The skeptics counter that Mannian papers are hard to read as well. I agree but for different reasons. The BC paper is just kind of a mess in layout and in what the paper is REALLY ABOUT versus what it says it's about. Mannian stuff tends to be overly wordy and to use non-standard terms (puffs up a little). In addition, it does NOT reveal methods adequately. In addition, it is a bit textualist (sort of reads more like a story, then like a plain analysis). Well, Thompson does this. Can't recall if Mann does. But a lot of y'all do.

I think the style and clarity thing is PARTICULARLY important for skeptics as they (we?) are trying to correct poor practices that have been accepted, fix misconceptions which may even in some sense be "basic" in applied statistics sense. But the fact is they are out there. So when we move to fix, we should be completely clear ourselves. Not add more confusion. Two examnples of papers that I thought were brilliant at this type of clarity were the BC05/06 flavors paper (not the one here) and the Huybers comment on MM05 (GRL).

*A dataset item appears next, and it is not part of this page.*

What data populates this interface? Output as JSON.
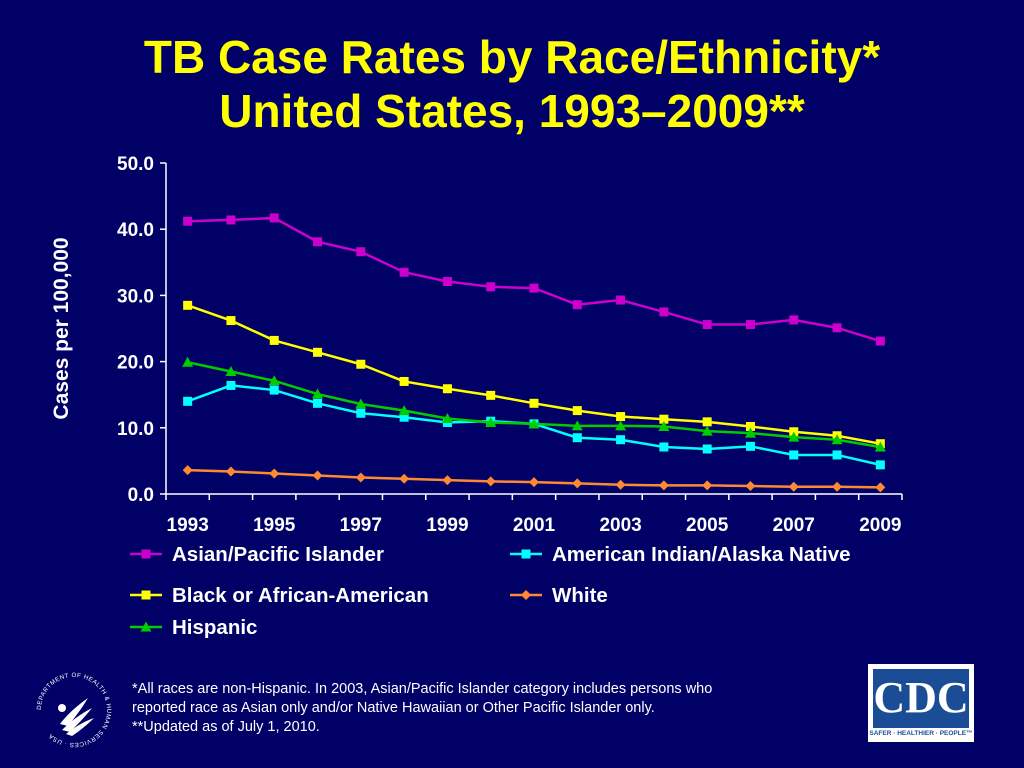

To be honest, the style thing has slowed me down so much that I haven't been able to read through and understand the issues of RE and splitting periods for verification/calibration when series are trending.

Given, the very poor style of the paper, BC should be very happy about the over the top (#2 reviewer) comments on the paper. All that ad hominem and spite adn bluster ("you'll harm this little new journal by publishing such stuff") may just save the paper as the editors who will be bogged down by style also assume that there must be something in there if the review is so heatedly inappropriate in condemnation.

REviewer #3 is much more professional.